The Symbolic-Interaction Paradigm The structural-functional and social-conflict paradigms focus on a macro-level orientation, meaning focus on broad social structures that shape society as a whole. An alternative approach is to take a micro-level orientation, meaning a focus on social interaction in specific situations. The symbolic-interaction paradigm is a framework for building theory that sees society as the product of the everyday interactions of individuals. People are seen as interacting in terms of shared symbols and meanings. This paradigm was greatly influenced by the work of Max Weber, a German sociologist of the late nineteenth and early twentieth centuries. In the United States, during the twentieth century, the work of George Herbert Mead, Erving Goffman (dramaturgical analysis), and George Homans and Peter Blau (social-exchange analysis) was instrumental in the development of this paradigm.

In critically analyzing this view it must be stressed that the focus is on how individuals personally experience society. This approach does not allow us to generalize findings to establish broad general patterns.

Each of the three paradigms provides a unique perspective for helping to develop our understanding of society.

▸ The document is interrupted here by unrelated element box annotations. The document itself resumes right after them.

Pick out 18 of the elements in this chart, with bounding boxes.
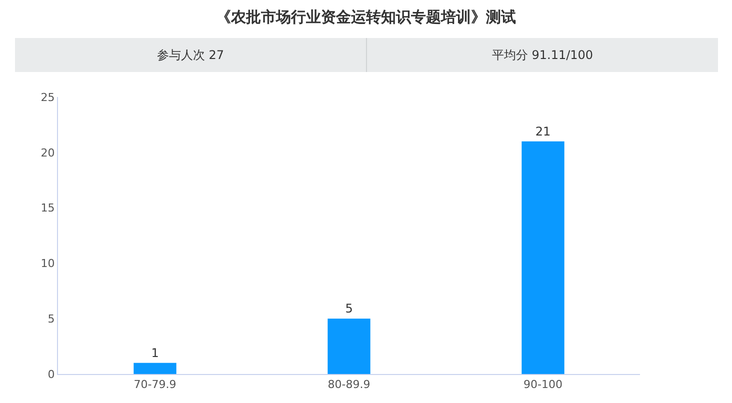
y-tick-label: 25 — [40, 90, 55, 104]
text: 平均分 91.11/100 — [366, 38, 718, 72]
y-tick-label: 15 — [40, 202, 55, 215]
bar — [134, 362, 176, 374]
y-tick-label: 5 — [48, 312, 55, 326]
x-tick-label: 90-100 — [524, 378, 562, 392]
x-tick-label: 80-89.9 — [328, 378, 370, 392]
bar — [328, 318, 370, 374]
x-tick-label: 70-79.9 — [134, 378, 176, 392]
y-tick-label: 0 — [48, 368, 55, 381]
bar — [522, 141, 564, 374]
data-label: 21 — [535, 124, 551, 138]
data-label: 1 — [151, 346, 159, 360]
chart-title: 《农批市场行业资金运转知识专题培训》测试 — [215, 8, 517, 27]
y-tick-label: 20 — [40, 146, 55, 160]
text: 参与人次 27 — [156, 47, 226, 64]
y-tick-label: 10 — [40, 257, 55, 270]
data-label: 5 — [345, 302, 353, 316]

Sports: Three Theoretical Paradigms in Action
The Functions of Sports
The structural-functional paradigm reveals many functional consequences that sports provide for society. For example, sports provide recreation and jobs. They encourage competition and the pursuit of success.

Sports and Conflict The social-conflict paradigm provides an analysis of sports focusing on the social inequalities within sports at all levels of competition. Gender, racial, and social class inequalities are addressed and illustrated.

Sports as Interaction The symbolic-interaction paradigm views sports as an ongoing process and not merely as some "system." The individual perceptions of specific participants concerning the reality as each experiences it becomes the focus.

The sociological perspective is enriched by the controversy and debate brought about through the application in research of these different paradigms.